Choosing Your External Partners Wisely
In our personal lives, we can all relate to both extremely valuable friendships that produce much fruit and relationships where we’ve had regrets. Partnerships in international education are no different. Even with the best of partners, there will be ups and downs. Some start strong but fade quickly, while others overpromise and underdeliver. Numerous factors will ultimately impact your selection including your budget, internal bandwidth, and your need for balance (i.e., not putting all your recruitment relationship eggs in one basket). Of course, hearing from others that have worked with these external partners is a must.
In your choice of partners, there are governmental outlets like the U.S. Department of State’s EducationUSA network, U.S. Commercial Service (Commerce Department), as well as DC embassies of countries with government scholarship programs. Educational agencies and service providers (like IDP Connect) can provide you with a wide range of tools to get direct access to students at various stages in the recruitment process. Various secondary school counselor networks can help you develop relationships and nurture potential feeder schools.
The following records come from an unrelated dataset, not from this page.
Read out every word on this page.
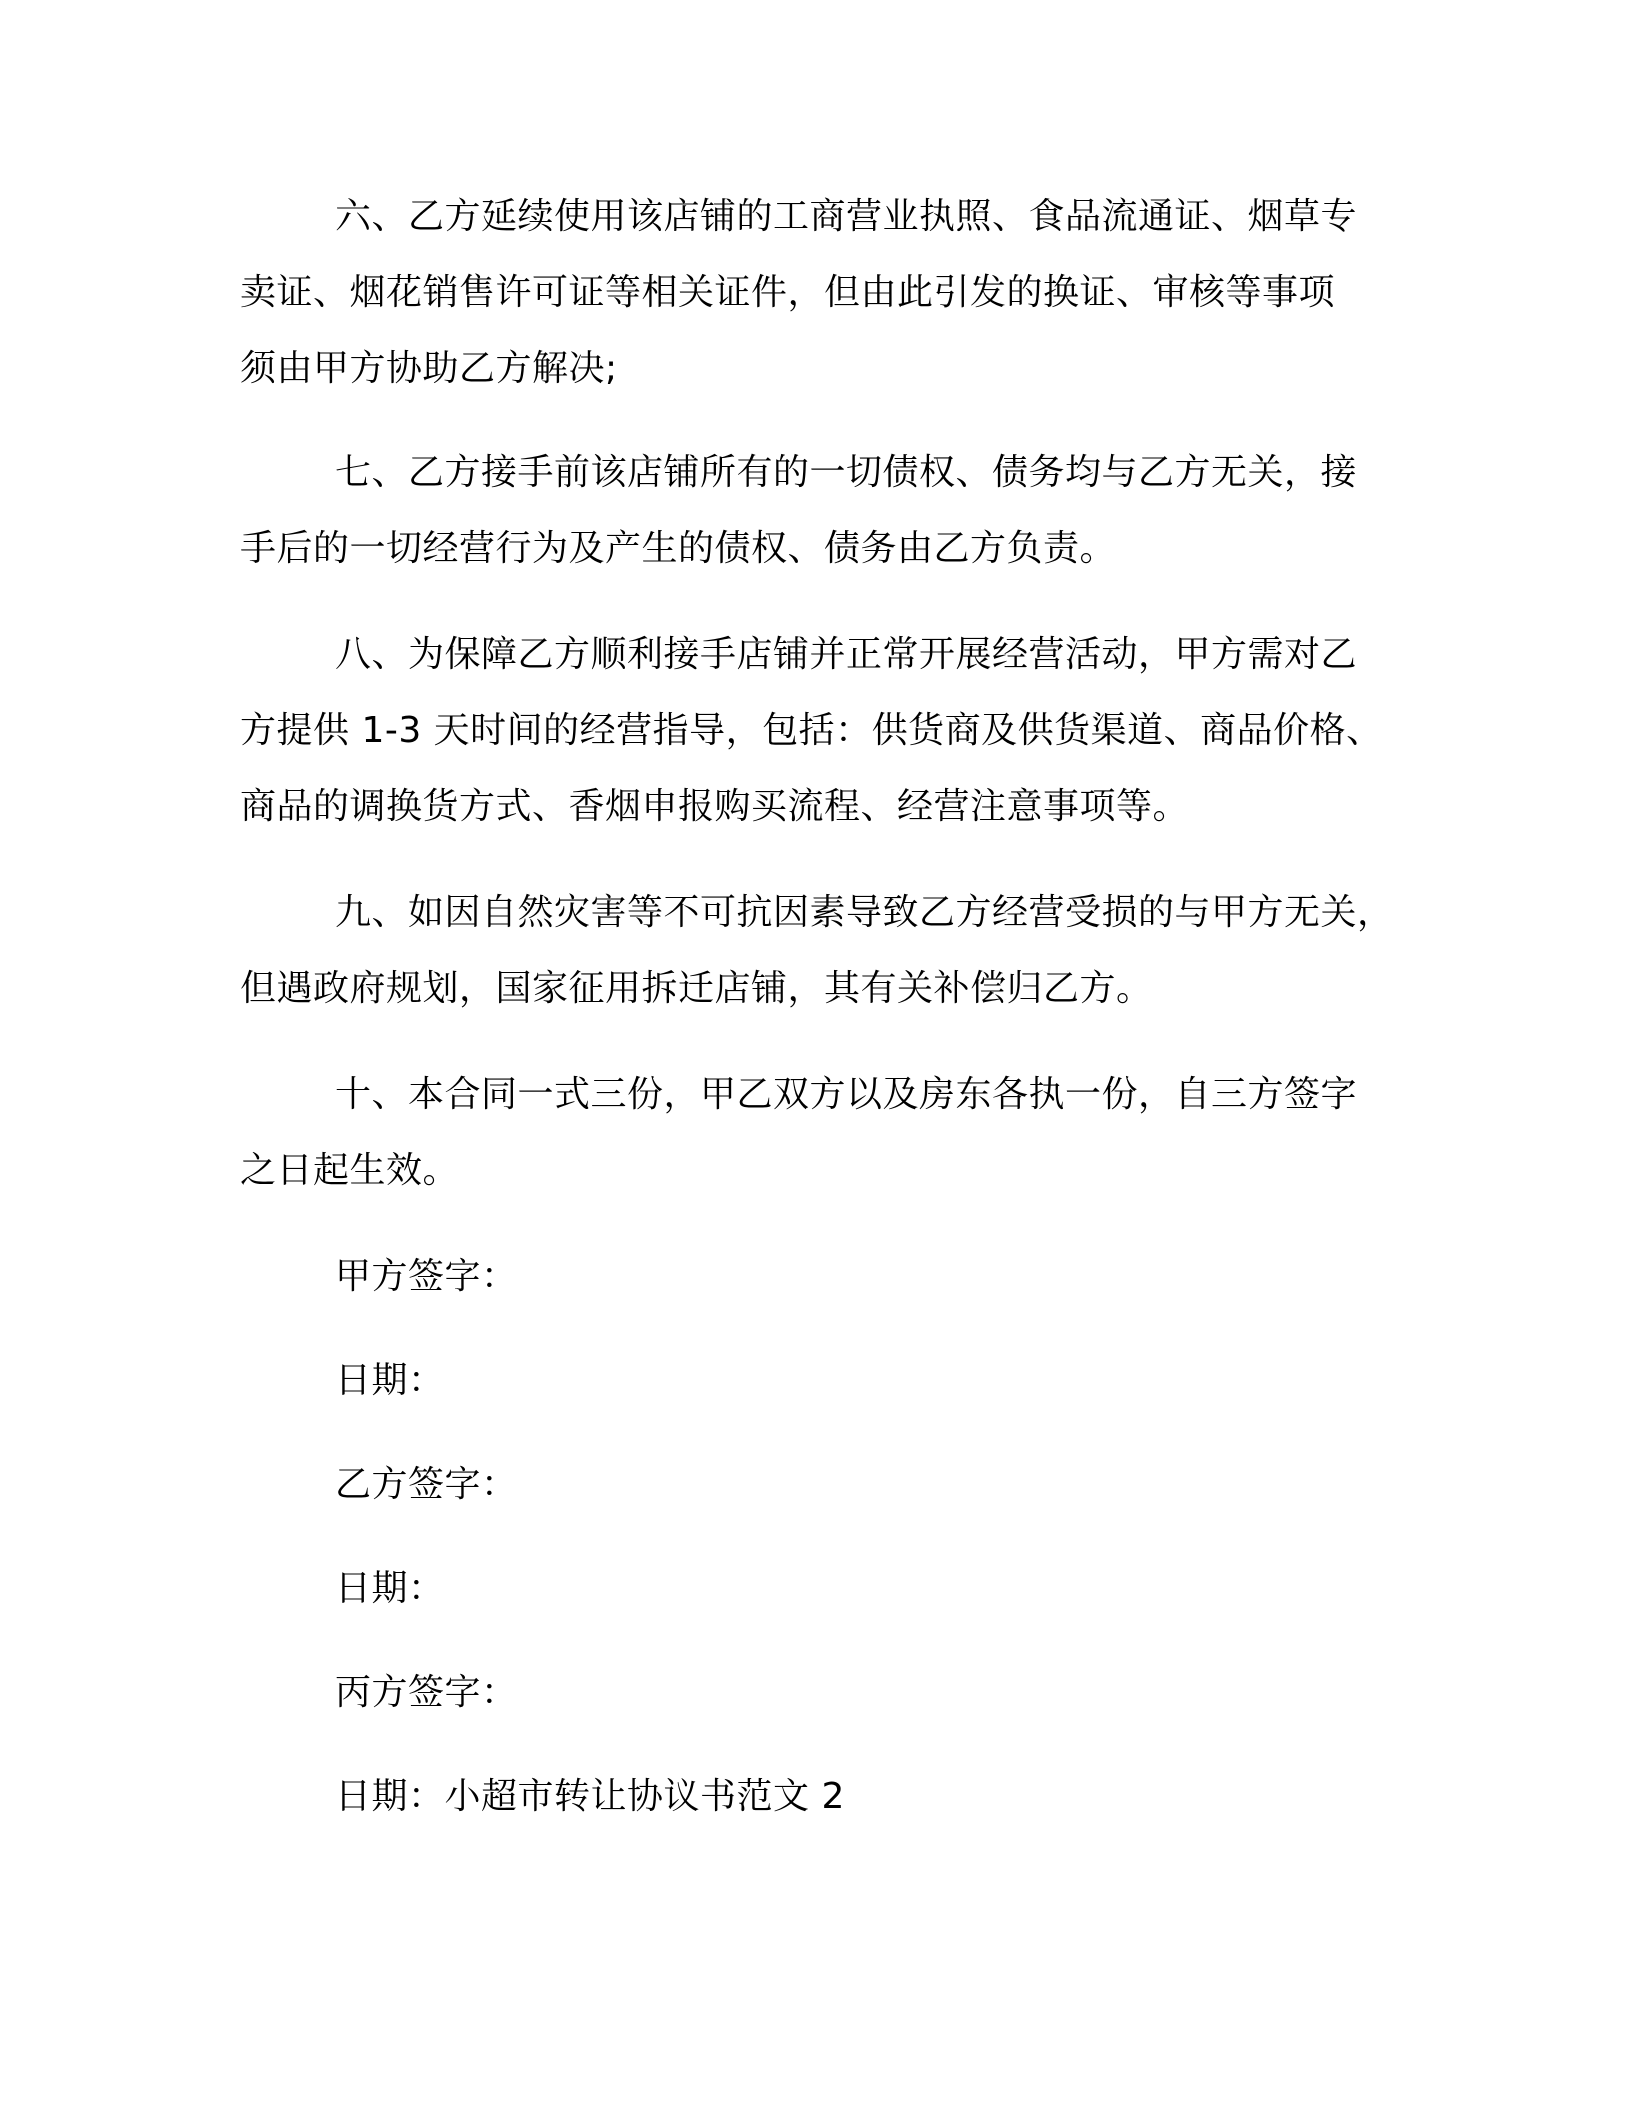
六、乙方延续使用该店铺的工商营业执照、食品流通证、烟草专
卖证、烟花销售许可证等相关证件，但由此引发的换证、审核等事项
须由甲方协助乙方解决;
七、乙方接手前该店铺所有的一切债权、债务均与乙方无关，接
手后的一切经营行为及产生的债权、债务由乙方负责。
八、为保障乙方顺利接手店铺并正常开展经营活动，甲方需对乙
方提供 1-3 天时间的经营指导，包括：供货商及供货渠道、商品价格、
商品的调换货方式、香烟申报购买流程、经营注意事项等。
九、如因自然灾害等不可抗因素导致乙方经营受损的与甲方无关，
但遇政府规划，国家征用拆迁店铺，其有关补偿归乙方。
十、本合同一式三份，甲乙双方以及房东各执一份，自三方签字
之日起生效。
甲方签字：
日期：
乙方签字：
日期：
丙方签字：
日期：小超市转让协议书范文 2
Your current and future overseas university partners can not only be a source of exchange students, but can also turn into extremely strong and diverse pipelines for future students and academic collaboration between institutions, if developed properly. . Lastly, if there is a state international education consortium where you are, e.g. Study Texas, Study New York, or Study Michigan, there is, most definitely, strength in numbers when it comes to student recruitment.
Embracing On-Campus Allies
Regardless of which external partners you choose to work with, none of it matters if you have not built the case for a full life-cycle approach to the international student experience, from prospect to alumni, with your campus community. I offer three tips in developing your relationships with on-campus partners:
Make the case to senior administration to keep them engaged.
Collaborate among key offices that are high touch with international students.
Coordinate communications with these offices during the student journey.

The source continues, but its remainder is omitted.